Tuesday, March 23, 2010

My new Space

SO its Tuesday night and I am in my new apartment with my roomate I found online. New York is such a different place in comparison to Florida. I feel like I needed to escape for life in the south and relocate to the north. It is so funny that once you get what you want its like you really never wanted it in the first place. I feel so sad here without my friends amd my family. I cried today so hard I felt like it would never stop. I sobbed and sobbed and wanted to just go back home. I need this for myself, I need to learn how to be alone, on my own and also how to change my own tires and light bulb, prepare a meal for myself. I was so spoiled with my mom always having dinner at home for me and even spreading my bed if I was in a rush in the daytime before work.

She drove up here with me amd to seperate at the airport was like the hardest part. My mother never cries and I do not around her either. For us to seperate at the airport like that was the hardest thing I think I have ever done. Ok Ok No more tears please. They return... My first day is tomorrow at this new company in NY I will tell you what happend.

Talk later :)

Tuesday, March 16, 2010

Goodbye

My farewell party made me tear up the entire time. I got all the food prepared and all the invites were sent out about a week prior. My friends all showed up and expressed their love for me. I will miss everyone oh so badly. Everything makes me cry. I don't think I have cried this much in my entire life. I will miss my mother, Kimberlys infectious laugh, Lori and her daughter, Awa and her caring thoughts, Edwith and her very funny jokes. The list goes on with all the people I will miss. Most of all I will miss my mother.

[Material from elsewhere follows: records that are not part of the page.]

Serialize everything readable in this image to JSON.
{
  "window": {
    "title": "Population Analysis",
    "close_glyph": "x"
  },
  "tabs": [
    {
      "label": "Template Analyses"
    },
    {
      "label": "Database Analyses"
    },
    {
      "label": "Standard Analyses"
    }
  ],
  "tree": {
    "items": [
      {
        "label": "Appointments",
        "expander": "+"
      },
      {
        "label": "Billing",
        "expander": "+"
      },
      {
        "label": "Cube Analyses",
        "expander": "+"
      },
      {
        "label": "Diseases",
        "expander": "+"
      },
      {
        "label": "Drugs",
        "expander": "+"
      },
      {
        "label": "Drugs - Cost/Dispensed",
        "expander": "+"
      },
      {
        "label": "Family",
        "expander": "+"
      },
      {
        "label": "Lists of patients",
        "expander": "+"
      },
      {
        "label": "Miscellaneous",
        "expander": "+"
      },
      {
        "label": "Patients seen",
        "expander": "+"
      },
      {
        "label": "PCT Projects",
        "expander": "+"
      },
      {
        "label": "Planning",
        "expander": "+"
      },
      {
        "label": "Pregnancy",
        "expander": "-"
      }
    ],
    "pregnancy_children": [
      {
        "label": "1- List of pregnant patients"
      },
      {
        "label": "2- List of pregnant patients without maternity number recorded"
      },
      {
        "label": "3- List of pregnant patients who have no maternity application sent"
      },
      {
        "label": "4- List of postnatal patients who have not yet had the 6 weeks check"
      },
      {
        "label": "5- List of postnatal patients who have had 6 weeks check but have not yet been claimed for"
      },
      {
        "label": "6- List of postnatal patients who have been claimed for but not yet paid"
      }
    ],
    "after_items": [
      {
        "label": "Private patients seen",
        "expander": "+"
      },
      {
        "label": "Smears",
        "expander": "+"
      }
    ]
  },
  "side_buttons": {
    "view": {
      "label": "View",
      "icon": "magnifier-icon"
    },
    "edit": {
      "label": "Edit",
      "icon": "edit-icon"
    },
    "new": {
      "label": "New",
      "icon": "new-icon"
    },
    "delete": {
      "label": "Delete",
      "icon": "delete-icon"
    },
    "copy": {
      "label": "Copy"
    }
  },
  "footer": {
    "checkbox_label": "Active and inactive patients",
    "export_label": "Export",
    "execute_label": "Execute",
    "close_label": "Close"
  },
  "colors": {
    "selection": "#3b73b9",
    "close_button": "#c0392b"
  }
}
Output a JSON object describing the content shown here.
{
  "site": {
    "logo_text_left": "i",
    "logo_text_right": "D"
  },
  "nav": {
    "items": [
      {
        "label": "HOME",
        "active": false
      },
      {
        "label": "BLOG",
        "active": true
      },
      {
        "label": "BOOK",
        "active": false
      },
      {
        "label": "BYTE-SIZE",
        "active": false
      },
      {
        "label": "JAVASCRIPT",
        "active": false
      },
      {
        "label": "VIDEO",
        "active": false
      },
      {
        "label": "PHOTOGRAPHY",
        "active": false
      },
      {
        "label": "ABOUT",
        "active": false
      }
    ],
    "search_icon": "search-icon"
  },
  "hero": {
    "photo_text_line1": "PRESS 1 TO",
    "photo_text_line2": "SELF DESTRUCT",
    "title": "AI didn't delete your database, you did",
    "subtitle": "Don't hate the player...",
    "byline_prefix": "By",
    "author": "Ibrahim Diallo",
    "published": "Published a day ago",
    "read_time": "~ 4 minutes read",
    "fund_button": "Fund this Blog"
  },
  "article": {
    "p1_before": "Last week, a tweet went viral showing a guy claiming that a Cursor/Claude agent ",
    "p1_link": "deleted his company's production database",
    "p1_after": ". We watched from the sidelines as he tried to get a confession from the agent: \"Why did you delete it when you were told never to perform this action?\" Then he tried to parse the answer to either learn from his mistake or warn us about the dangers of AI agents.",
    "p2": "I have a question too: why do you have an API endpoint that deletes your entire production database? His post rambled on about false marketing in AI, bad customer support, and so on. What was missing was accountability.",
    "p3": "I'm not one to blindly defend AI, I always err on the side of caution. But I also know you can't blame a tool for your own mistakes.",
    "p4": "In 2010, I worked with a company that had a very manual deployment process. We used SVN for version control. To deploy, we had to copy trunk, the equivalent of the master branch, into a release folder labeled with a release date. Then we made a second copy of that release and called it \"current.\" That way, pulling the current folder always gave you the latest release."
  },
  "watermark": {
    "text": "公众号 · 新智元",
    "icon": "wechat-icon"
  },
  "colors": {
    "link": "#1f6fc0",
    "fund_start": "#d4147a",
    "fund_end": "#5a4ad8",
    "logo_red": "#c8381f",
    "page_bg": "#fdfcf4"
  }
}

Now I am at the dealer getting my car serviced. Its going to be like $500.00 WTH (what the hell lol). ALright.

Talk later

Monday, March 15, 2010

Love Come Down.

Last night when I got home I felt so lonely as usual. I chatted with a couple friends before laying down to sleep. My body was so tired but my mind was wide awake. I had the chance to watch a movie called, "Love Come Down" with Larenz Tate and Deborah Cox. I think that movie was so well written it was based on true events. Its about drugs, abuse, love and the need for a family. If you have a chance to watch this movie you should. At the end of the movie I just sat there crying. The movie was so touching. It makes you realize how much you have and to appreciate what you have.

Anyways so I just woke up and talking to a wonderful friend of mine. Her words are ones of constant comfort we shared so many years together. Today I have the day off and have to prepare for my farewell party to NY!

Talk Later :)

Sunday, March 14, 2010

Story of my life. I am about to embark on a new chronicle in my life and it seems that this is the only place I can express myself without judgement. Its 122am and I live in South FLorida. In a few short hours I will be relocating for the first time to another city. I will be alone in upstate New York. I will explain the entire reasoning behind that specific location and we shall try to figure out why I do the thing that I do. Its such a long story but I will start of from the beginning.